Solar installation, moreover, has been a godsend to the struggling construction industry. Nationwide, there are almost seven hundred thousand construction companies of all sizes, employing more than seven million people. Many residential companies have been pushed to the edge since 2008, especially in mill towns and rural areas, where manufacturing jobs have been growing scarce and new home construction has lagged. The tax credit prompted many of those firms to switch to offering residential solar-energy installation. There are now ten thousand solar businesses in the country, located in every state and employing about a quarter of a million people. The tax credit helped them by turning householders who may have been wary of the unfamiliarity—and the cost—of solar power into more or less confident buyers.
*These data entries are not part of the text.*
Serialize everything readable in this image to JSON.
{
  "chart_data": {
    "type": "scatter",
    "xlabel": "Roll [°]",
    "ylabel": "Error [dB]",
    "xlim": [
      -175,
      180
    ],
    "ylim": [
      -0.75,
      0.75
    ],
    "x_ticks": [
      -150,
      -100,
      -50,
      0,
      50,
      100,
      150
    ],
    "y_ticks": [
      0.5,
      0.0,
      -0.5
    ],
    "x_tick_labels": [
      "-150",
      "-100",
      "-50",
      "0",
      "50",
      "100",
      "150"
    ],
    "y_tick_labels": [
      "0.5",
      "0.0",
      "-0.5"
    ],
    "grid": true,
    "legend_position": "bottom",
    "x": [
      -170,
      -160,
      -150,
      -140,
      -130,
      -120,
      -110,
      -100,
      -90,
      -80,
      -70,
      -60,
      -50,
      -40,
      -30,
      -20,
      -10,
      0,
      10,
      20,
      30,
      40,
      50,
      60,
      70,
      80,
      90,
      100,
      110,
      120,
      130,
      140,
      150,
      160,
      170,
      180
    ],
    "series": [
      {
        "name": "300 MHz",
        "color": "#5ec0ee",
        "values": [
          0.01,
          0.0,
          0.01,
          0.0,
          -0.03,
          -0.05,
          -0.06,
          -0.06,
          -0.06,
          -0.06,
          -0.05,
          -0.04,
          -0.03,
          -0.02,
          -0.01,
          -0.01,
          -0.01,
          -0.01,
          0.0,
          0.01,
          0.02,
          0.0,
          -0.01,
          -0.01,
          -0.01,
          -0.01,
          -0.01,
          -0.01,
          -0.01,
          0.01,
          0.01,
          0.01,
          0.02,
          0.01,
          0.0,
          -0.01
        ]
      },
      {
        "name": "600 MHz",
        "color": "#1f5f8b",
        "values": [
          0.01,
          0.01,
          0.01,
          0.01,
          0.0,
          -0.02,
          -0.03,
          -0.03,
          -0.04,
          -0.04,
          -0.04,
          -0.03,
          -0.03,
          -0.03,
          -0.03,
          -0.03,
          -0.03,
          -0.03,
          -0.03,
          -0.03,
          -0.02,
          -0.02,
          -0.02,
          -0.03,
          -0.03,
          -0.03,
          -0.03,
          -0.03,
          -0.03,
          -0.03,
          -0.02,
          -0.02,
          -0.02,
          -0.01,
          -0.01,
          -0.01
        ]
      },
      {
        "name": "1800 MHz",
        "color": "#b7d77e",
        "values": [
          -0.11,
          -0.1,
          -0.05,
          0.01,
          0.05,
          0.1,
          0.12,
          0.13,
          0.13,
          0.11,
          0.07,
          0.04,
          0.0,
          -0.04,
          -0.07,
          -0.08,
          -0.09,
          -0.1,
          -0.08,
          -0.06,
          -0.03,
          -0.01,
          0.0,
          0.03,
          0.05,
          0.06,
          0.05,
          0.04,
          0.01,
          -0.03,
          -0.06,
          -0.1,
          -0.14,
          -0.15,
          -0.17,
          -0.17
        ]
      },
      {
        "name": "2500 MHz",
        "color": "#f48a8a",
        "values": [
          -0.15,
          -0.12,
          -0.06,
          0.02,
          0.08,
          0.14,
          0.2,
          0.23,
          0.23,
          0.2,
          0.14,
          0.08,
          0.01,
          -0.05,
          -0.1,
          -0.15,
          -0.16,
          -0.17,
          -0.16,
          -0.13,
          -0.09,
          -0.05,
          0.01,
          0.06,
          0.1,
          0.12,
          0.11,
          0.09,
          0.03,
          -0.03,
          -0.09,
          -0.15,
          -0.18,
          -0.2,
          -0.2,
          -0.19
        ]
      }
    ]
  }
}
My wife and I were just such householders. Last summer, we installed a solar tracker on our home, in rural New Hampshire; it’s an array consisting of twenty solar panels, mounted on a galvanized steel frame and pylon and connected to a smart piston, which rotates and pivots throughout the day, following the sun. Our tracker was designed to produce, on average, just under ten thousand kilowatt-hours per year. That’s about what our home consumed in 2017 and 2018. The fully installed system cost more than thirty thousand dollars—a serious investment. And one might think that New Hampshire is hardly a place to invest in solar energy, given the long winters of short days. We did, until we looked more closely at the numbers.
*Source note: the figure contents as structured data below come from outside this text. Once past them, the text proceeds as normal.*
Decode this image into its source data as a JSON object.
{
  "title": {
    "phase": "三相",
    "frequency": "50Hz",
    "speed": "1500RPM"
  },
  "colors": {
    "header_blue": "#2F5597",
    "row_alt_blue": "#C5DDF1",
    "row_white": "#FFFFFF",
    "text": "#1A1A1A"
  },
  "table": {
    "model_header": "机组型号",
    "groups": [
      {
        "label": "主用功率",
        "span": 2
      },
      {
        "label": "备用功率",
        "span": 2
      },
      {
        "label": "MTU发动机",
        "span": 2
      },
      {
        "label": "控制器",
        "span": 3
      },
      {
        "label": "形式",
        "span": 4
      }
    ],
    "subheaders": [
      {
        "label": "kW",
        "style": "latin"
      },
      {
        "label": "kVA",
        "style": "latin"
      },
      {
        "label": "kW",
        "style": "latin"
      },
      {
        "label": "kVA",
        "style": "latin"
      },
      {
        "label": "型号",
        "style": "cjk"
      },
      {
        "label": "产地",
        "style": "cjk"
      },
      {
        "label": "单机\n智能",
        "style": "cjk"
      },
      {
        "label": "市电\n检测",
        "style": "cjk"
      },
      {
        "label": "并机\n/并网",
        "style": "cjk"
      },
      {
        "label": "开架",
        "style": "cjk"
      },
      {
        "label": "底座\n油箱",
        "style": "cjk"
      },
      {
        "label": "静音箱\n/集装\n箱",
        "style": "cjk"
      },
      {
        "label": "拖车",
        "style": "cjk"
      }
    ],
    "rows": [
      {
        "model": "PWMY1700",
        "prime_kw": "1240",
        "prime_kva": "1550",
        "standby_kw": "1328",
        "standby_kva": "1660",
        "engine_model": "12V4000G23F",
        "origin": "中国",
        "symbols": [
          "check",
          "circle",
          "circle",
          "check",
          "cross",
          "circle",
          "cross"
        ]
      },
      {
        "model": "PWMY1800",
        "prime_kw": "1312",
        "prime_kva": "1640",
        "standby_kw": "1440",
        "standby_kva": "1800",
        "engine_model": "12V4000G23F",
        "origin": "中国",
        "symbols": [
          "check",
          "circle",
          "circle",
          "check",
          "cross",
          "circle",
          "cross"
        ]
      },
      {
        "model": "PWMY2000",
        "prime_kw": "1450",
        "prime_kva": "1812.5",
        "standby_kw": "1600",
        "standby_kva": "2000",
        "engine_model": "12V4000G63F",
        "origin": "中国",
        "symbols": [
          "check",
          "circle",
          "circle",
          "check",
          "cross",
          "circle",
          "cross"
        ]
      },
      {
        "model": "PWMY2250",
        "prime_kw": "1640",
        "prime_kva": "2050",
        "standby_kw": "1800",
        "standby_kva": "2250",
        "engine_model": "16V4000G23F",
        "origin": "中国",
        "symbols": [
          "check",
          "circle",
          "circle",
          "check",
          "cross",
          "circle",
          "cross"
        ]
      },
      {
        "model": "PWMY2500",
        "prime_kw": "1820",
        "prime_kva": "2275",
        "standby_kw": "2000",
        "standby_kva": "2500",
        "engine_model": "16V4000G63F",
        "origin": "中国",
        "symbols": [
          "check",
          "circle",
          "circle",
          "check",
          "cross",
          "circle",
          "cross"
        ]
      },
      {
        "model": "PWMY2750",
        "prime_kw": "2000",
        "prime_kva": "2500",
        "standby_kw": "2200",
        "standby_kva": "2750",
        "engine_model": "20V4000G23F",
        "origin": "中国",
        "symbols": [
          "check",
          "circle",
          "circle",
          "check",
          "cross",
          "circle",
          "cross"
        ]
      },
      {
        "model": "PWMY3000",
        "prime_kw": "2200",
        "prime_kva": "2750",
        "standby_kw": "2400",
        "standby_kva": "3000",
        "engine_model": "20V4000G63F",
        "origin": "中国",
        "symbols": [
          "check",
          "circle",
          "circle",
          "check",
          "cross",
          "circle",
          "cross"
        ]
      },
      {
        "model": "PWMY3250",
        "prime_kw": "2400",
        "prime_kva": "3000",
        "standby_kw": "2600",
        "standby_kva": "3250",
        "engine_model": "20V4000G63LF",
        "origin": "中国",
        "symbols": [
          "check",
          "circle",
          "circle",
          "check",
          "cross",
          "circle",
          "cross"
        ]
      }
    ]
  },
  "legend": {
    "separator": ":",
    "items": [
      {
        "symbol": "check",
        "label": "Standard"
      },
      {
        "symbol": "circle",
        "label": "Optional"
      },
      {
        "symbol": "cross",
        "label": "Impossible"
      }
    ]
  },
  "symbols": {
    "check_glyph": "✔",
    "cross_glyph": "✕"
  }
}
In New Hampshire, the winter months normally see a spike in demand for natural gas for heating, which tends to drive up electricity prices. The average price of a kilowatt-hour is about twenty cents for residential customers, which is among the highest in the nation, owing in part to the cold. So our total annual cost for delivered power (ten thousand times twenty cents) is about two thousand dollars—a hundred and sixty-seven dollars a month. Our tracker, we figured, would compensate us for this sum by replacing much of the electricity that we’d normally have to buy in the winter and by allowing us to sell excess power to the utility company in the summer, albeit at a rate slightly lower than what we’d have paid for it. It would take about sixteen years to pay off the system; with the tax credit, however, it would be paid off in eleven years. After that, the power would be free.
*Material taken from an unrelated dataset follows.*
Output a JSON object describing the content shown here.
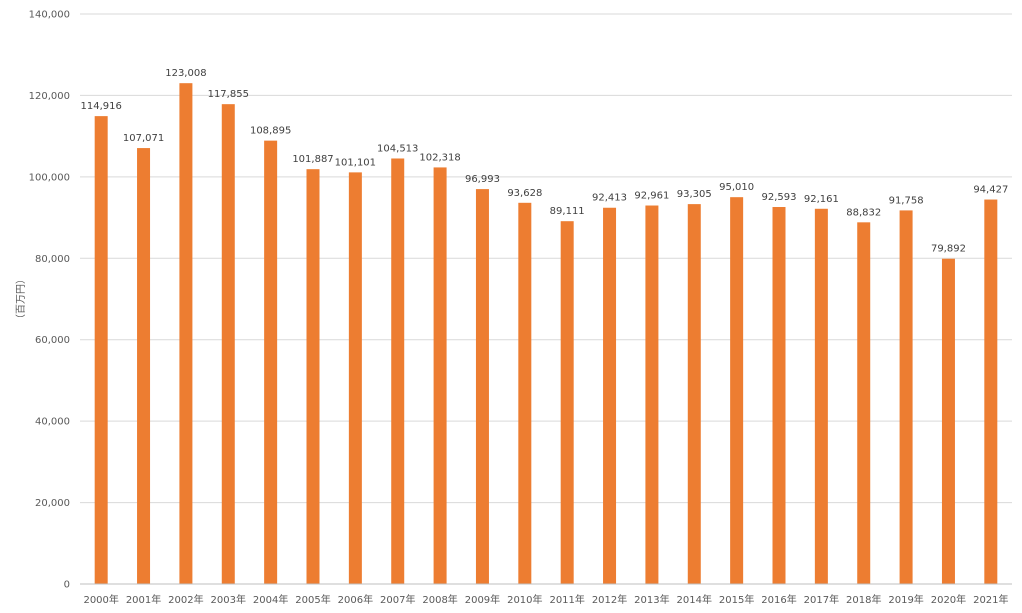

Sixteen—or even eleven—years may seem a long time for older homeowners, like us, but the logic of the investment is even clearer if, like us, they borrow to buy the installation. In our case, the question was do we keep paying a hundred and sixty-seven dollars to the utility company, or do we install solar technology and pay monthly installments to the bank? How much would we pay the bank? If we repaid the loan at the standard five per cent, over sixteen years, the monthly payment would be slightly less than two hundred and forty dollars—seventy dollars more per month. The tax credit, however, brings the tracker’s all-in cost down to slightly more than twenty-two thousand dollars—a monthly payment of a hundred and sixty-seven dollars, or exactly the actual cost of power. (There is also an added sum for the mortgage-interest deduction.) The credit meant that we could do something for the planet, the local bank, local business, and our community and pay not a dime more.